Who here has experience with fashioning a compound Radius? LMII won't do them...should I stick with the 16"? I do like a compound...just not sure about a 7 string.
Also, for the truss rod access cavity...what bit size would you route that with?
i order my FB blanks from LMII i recently stopped getting them pre radiused because it just wasnt worth the money. you end up doing a fair bit more after you get them anyways. I just tell them to give me a normal slotted board with deep slots. Also be descriptive, they are extremely good at choosing out particular boards based on your description.
I had a wonderful experience with LMI. I got a FB pre slotted, no radius. I don't like clamping a FB to a neck if there's a radius, due to needing some kind of caul to get even pressure. If you have a radius beam it's no issue, but I don't.
This type of sanding jig looks very effective and is capable of doing compound radius designs.
Grizzly Guitar Fretboard Radiusing Sander
I purchased a compound radius FB from here:http://www.birkonium.com/product/custom-faux-bound-fretboard-machining/ I got an ebony one without the faux binding (fret slots all the way the the edge)

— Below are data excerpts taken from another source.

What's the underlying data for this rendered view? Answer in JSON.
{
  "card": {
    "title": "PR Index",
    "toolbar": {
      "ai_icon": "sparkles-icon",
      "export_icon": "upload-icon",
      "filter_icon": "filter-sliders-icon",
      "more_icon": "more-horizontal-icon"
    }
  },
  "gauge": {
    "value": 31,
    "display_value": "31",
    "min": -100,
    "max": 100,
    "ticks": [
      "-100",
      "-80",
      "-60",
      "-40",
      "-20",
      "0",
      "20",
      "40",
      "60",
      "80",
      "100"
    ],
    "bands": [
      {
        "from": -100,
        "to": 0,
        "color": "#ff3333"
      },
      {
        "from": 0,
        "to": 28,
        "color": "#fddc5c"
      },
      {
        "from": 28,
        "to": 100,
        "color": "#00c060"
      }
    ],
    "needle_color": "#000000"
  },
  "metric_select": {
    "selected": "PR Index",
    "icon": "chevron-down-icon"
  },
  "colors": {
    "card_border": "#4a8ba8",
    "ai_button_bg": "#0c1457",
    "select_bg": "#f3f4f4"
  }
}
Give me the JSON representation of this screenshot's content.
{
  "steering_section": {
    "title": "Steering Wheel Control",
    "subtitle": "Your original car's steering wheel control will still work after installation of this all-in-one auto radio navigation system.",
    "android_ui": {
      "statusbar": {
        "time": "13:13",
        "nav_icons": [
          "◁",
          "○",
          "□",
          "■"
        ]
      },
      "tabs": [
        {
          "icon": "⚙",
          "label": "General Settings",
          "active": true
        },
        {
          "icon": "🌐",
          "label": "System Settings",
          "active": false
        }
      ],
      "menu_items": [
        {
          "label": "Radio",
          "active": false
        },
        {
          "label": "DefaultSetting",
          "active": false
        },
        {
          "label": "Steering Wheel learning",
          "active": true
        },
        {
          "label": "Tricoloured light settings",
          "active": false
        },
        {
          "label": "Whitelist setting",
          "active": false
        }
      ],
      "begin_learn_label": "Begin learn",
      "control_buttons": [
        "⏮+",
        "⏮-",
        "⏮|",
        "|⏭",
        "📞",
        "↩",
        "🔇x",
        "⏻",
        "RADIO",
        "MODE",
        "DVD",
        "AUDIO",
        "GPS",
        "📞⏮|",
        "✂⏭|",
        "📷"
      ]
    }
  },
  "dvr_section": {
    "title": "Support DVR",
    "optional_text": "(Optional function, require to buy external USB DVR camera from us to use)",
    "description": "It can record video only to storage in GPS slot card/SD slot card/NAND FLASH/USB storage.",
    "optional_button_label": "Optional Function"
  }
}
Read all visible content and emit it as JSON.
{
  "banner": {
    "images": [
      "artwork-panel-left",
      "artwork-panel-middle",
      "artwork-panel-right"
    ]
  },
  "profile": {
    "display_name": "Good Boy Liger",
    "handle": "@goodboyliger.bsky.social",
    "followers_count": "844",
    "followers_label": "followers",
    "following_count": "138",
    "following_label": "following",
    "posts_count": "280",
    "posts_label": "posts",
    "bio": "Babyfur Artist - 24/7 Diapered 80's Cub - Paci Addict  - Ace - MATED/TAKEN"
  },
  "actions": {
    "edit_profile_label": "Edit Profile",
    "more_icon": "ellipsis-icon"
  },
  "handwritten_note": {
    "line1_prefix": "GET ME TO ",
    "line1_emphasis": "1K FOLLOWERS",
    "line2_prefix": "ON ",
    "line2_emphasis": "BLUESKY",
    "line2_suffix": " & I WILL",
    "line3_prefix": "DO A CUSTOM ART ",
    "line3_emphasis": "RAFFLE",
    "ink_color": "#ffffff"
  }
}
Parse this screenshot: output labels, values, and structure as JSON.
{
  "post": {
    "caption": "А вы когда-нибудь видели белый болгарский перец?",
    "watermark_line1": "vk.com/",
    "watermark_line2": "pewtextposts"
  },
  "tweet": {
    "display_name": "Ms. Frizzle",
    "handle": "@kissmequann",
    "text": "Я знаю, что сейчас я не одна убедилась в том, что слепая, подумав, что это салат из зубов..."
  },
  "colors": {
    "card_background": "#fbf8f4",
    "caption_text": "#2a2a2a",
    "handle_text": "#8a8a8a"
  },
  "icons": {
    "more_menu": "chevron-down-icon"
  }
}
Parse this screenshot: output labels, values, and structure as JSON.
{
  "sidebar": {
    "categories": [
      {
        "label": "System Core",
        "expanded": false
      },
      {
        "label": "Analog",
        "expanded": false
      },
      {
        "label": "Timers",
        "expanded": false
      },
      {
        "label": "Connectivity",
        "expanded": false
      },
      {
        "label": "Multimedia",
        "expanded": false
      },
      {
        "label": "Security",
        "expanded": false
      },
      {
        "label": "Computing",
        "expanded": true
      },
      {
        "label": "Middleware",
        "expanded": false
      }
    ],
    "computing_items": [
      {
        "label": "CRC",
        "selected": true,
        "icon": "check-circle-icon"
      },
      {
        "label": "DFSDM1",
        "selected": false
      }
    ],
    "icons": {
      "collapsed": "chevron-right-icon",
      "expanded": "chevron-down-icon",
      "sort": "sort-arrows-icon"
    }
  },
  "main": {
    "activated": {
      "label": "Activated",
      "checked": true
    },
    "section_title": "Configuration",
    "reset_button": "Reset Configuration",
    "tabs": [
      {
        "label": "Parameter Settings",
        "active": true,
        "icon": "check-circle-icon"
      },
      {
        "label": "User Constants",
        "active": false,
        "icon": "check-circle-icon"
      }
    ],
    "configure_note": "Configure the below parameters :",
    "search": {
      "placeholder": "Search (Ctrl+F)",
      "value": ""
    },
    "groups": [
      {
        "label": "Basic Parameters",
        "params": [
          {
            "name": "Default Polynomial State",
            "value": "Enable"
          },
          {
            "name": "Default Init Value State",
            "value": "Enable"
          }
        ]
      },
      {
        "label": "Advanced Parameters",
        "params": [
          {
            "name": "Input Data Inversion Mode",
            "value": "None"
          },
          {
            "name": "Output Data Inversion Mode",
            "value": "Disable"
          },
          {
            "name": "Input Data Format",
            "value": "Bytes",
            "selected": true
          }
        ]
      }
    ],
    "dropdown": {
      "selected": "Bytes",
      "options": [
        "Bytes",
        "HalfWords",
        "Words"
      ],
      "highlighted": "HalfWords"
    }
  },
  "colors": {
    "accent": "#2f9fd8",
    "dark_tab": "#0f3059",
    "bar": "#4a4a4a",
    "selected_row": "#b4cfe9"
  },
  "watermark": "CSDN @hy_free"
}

The slots are clean, precise and the board itself seems to be good quality.
I had considered the clamping issue as Renkenstein mentioned and hope to get around this with these: STEWMAC.COM - Fingerboard Band Clamp
Although, I haven't put this together as of yet. I hope to as soon as I can get better acquainted with the new hand plane.
In my opinion you don't need a special clamping caul for radiused boards. I'm using a pair of metal bars which provide even pressure and never had an issue with it.
In regard to using carbon fiber rods on a 6 : Multi-laminate necks are stiff enough that the trussrod has a hard time turning that thing in case of backbow/frontbow. I believe it still needs to be a bit flexible just because of that, so there's no need to overdo it
That is a brilliant method and one I'd employ if I had to glue a radiused board.
It's basically how I tackled it. I just used short pieces of wood under each one instead of a long running pair, though.